A Hamilton woman who was allegedly driving a car that struck two young boys and killed one of them in Hamilton this week is free on bond, and several initial charges have been dismissed at the request of the county prosecutor.

Credit: Butler County Jail

Credit: Butler County Jail

The charges were not dismissed because of evidence issues, according to prosecutors, but because of the continuing investigation that could end with more charges and to avoid the possibility of double jeopardy.

Nolen Scott Jones, 6, of Hamilton, died of head injuries sustained when he was struck by a car while crossing Pleasant Avenue about 6:45 p.m. Tuesday. His 11-year-old brother, Logan Watson, was injured and is now home recovering.

The driver of the vehicle, Elizabeth Ann Marie Mehl, 30, of Corwin Avenue in Hamilton, was charged with OVI and child endangering, both misdemeanors, and felony drug abuse. There were two children, ages 10 and 3, in the car at the time of the crash, according to the Hamilton police.

Mehl was sitting on the sidewalk when officers arrived at the scene and appeared to be under the influence of a narcotic, according to the police report. A baggie containing pills was found in the crack of the seat where one of the children had been sitting, according to the police report.

At the police station, Mehl told officers the pills were Percocet. After failing a field sobriety test, Mehl was arrested.

Mehl was arraigned Wednesday morning in Hamilton Municipal Court, where bond was set at $75,000. But that afternoon, at the request of Butler County Prosecutor Michael Gmoser, all the misdemeanor charges, including the OVI, were dismissed.

In a letter to the Hamilton Municipal Court prosecutor, Gmoser said Hamilton police have an ongoing investigation that could lead to an aggravated vehicular homicide charge as well as other charges.

“Our office has grave concerns over any plea (to the misdemeanor charges) that could affect the ability of our office to pursue additional, more serious charges stemming from Elizabeth Mehl’s operation of a vehicle,” Gmoser said in the letter.

Gmoser said that if Mehl pleaded guilty to a misdemeanor in municipal court, that element of an alleged crime could not be used as an aggravated circumstance for a felony charge of aggravated vehicular homicide.

The doesn’t mean the OVI charge will disappear or won’t be considered, but “it means that I don’t want to do that now and give her an opportunity to plead guilty to it in the municipal court were I don’t have jurisdiction,” Gmoser said.

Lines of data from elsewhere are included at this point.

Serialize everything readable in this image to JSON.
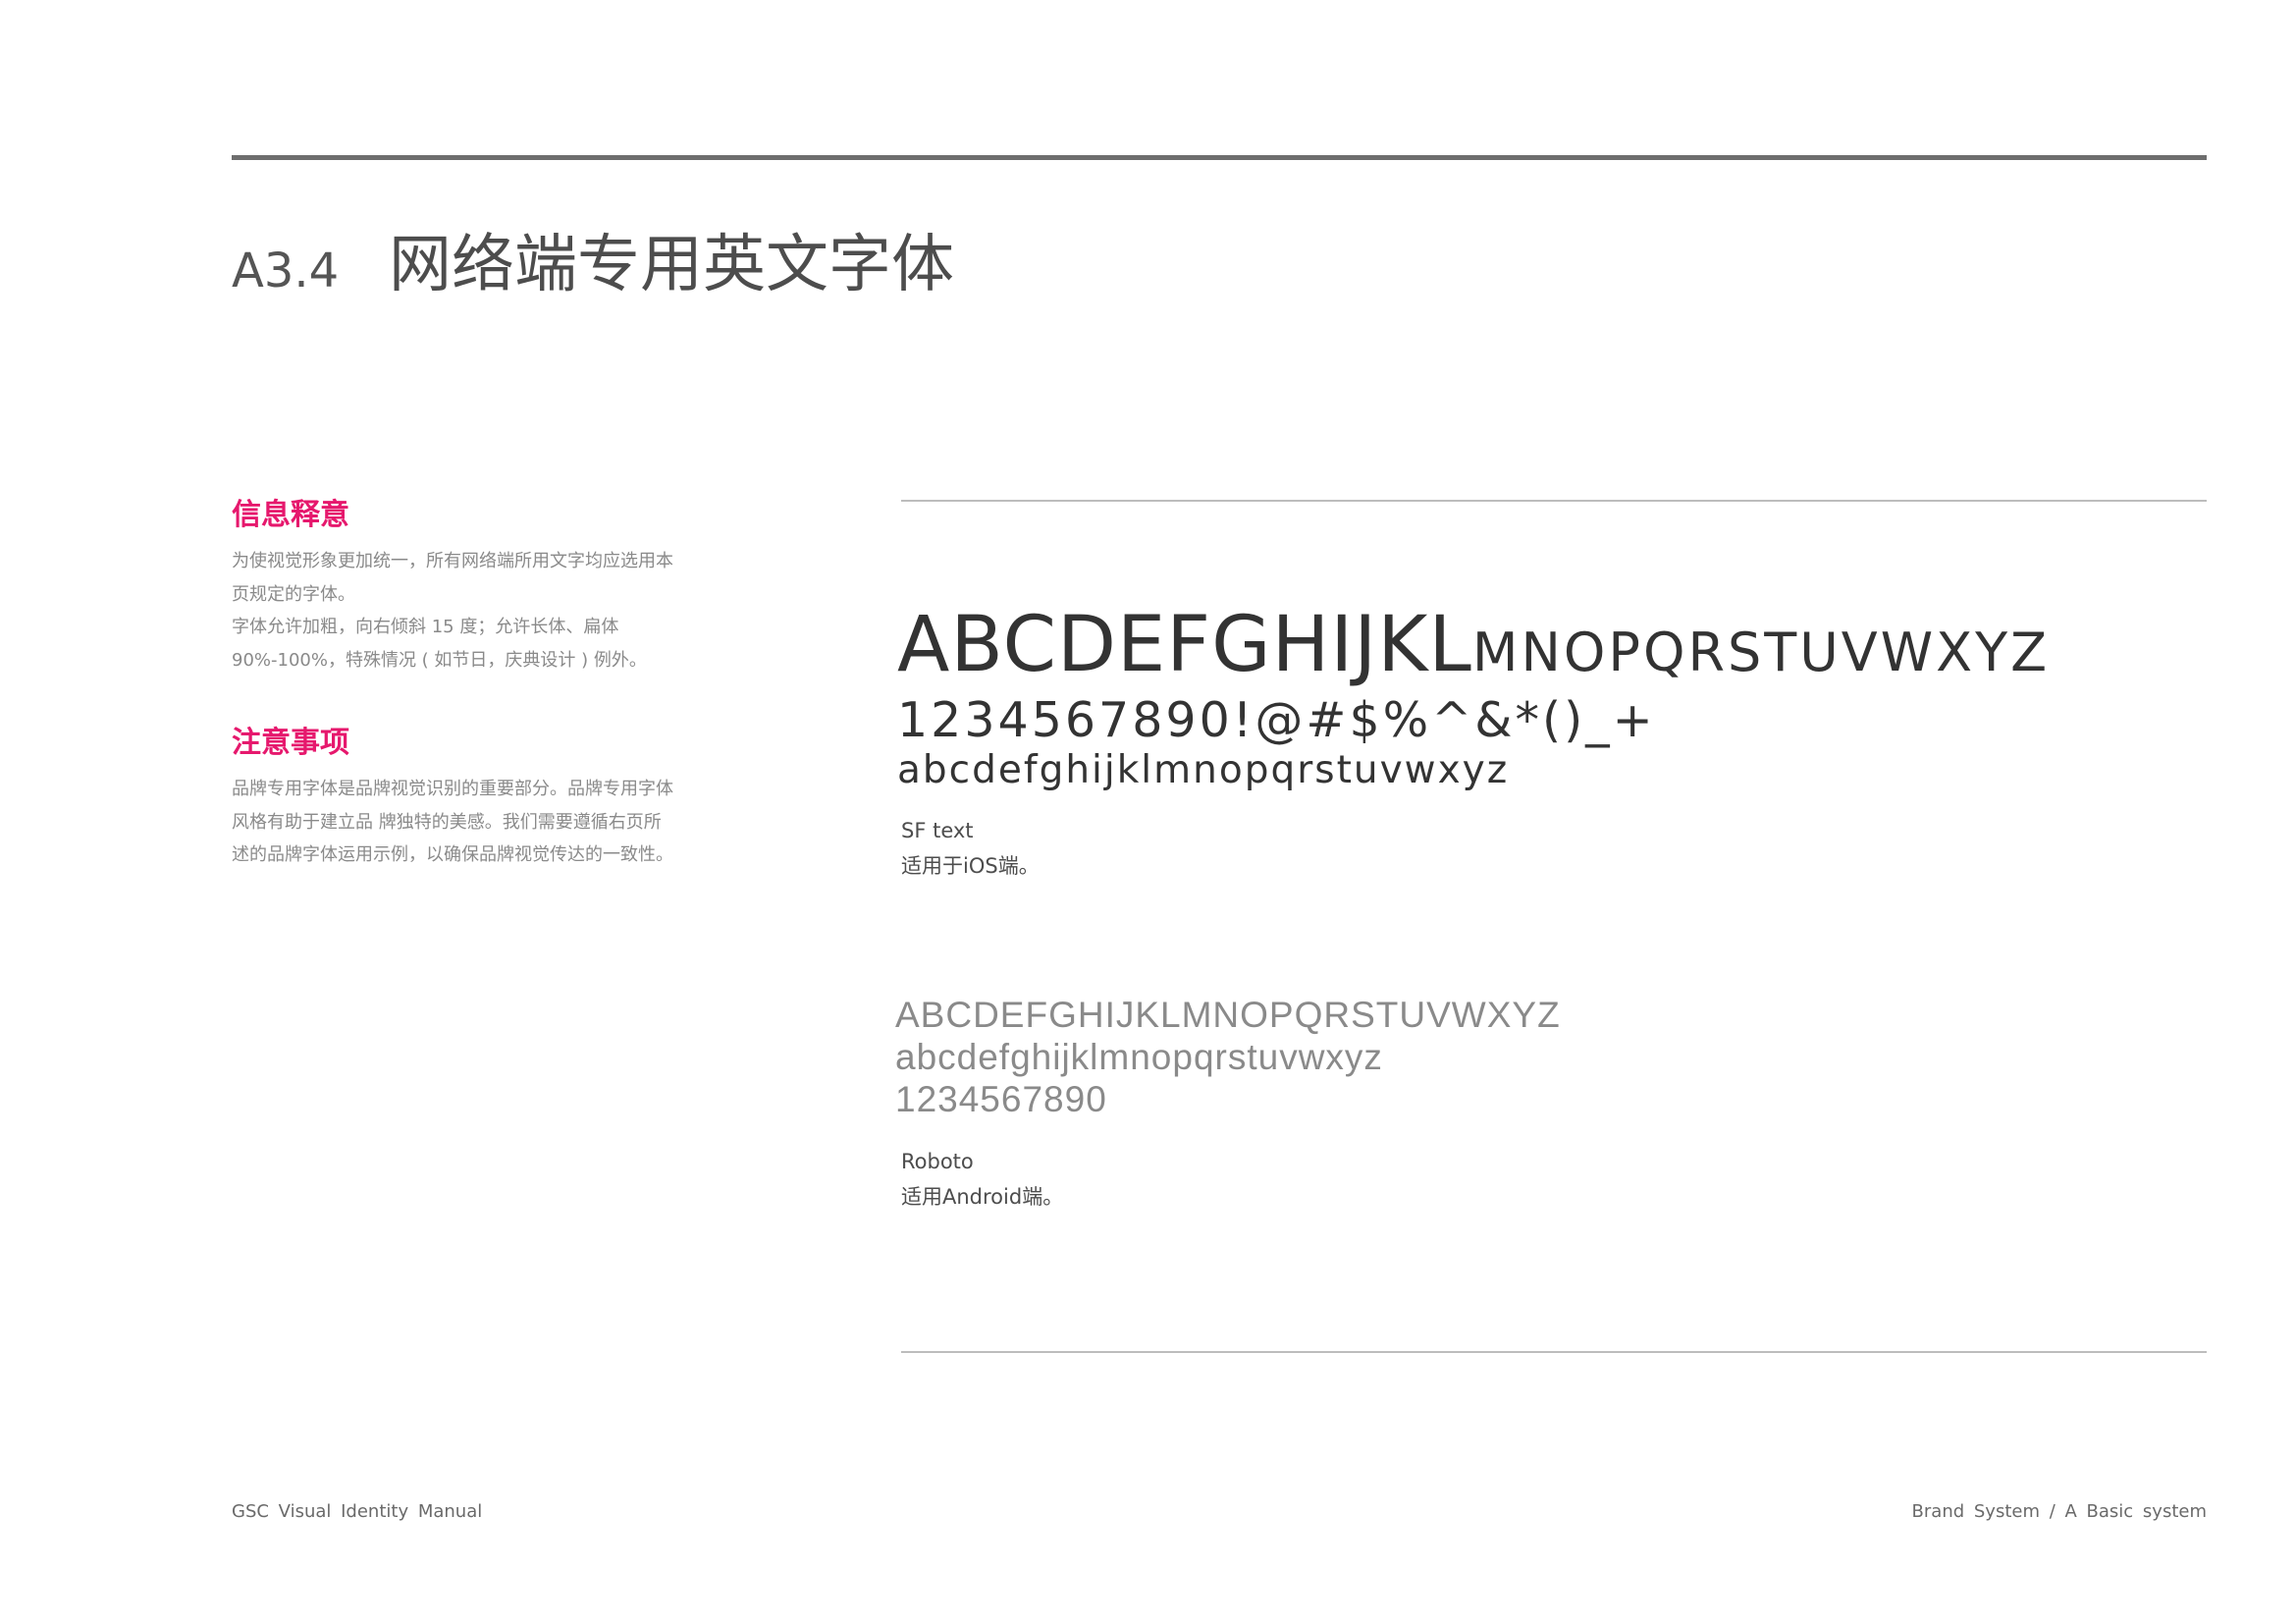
{
  "header": {
    "section_code": "A3.4",
    "section_title": "网络端专用英文字体"
  },
  "info": {
    "heading": "信息释意",
    "lines": [
      "为使视觉形象更加统一，所有网络端所用文字均应选用本",
      "页规定的字体。",
      "字体允许加粗，向右倾斜 15 度；允许长体、扁体",
      "90%-100%，特殊情况 ( 如节日，庆典设计 ) 例外。"
    ]
  },
  "notes": {
    "heading": "注意事项",
    "lines": [
      "品牌专用字体是品牌视觉识别的重要部分。品牌专用字体",
      "风格有助于建立品 牌独特的美感。我们需要遵循右页所",
      "述的品牌字体运用示例，以确保品牌视觉传达的一致性。"
    ]
  },
  "sf_specimen": {
    "upper_large": "ABCDEFGHIJKL",
    "upper_small": "MNOPQRSTUVWXYZ",
    "digits_symbols": "1234567890!@#$%^&*()_+",
    "lower": "abcdefghijklmnopqrstuvwxyz",
    "font_name": "SF text",
    "usage": "适用于iOS端。"
  },
  "roboto_specimen": {
    "upper": "ABCDEFGHIJKLMNOPQRSTUVWXYZ",
    "lower": "abcdefghijklmnopqrstuvwxyz",
    "digits": "1234567890",
    "font_name": "Roboto",
    "usage": "适用Android端。"
  },
  "footer": {
    "left": "GSC Visual Identity Manual",
    "right": "Brand System / A Basic system"
  },
  "colors": {
    "accent": "#e6186d",
    "rule_dark": "#6e6e6e",
    "rule_light": "#bdbdbd",
    "body_text": "#8a8a8a",
    "specimen_text": "#333333"
  }
}
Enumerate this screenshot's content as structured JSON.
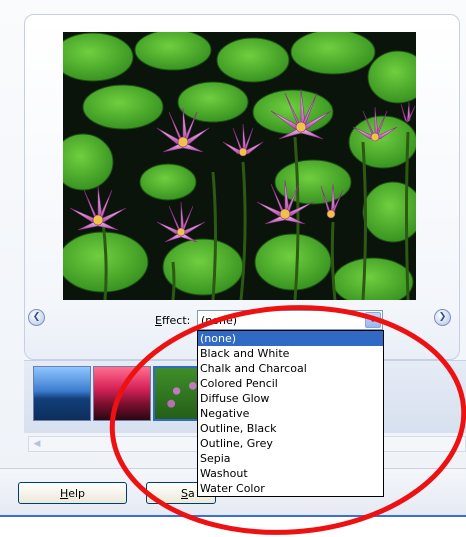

An attorney could advise Mehl to plead guilty to the misdemeanor OVI charge, and the county prosecutor would be barred from presenting evidence of that impaired driving to support a possible aggravated vehicular homicide charge.

Mehl is scheduled to be back May 19 in Hamilton Municipal Court for a preliminary hearing on the drug abuse charge, a fifth-degree felony. If Judge Dan Gattermeyer finds sufficient evidence, the case will be bound over to a grand jury for consideration. But there will be no chance Mehl can plead guilty to the misdemeanor charges, because they have been dismissed.

Mehl posted bond about 2 p.m. Wednesday. She was fitted with GPS and alcohol monitor.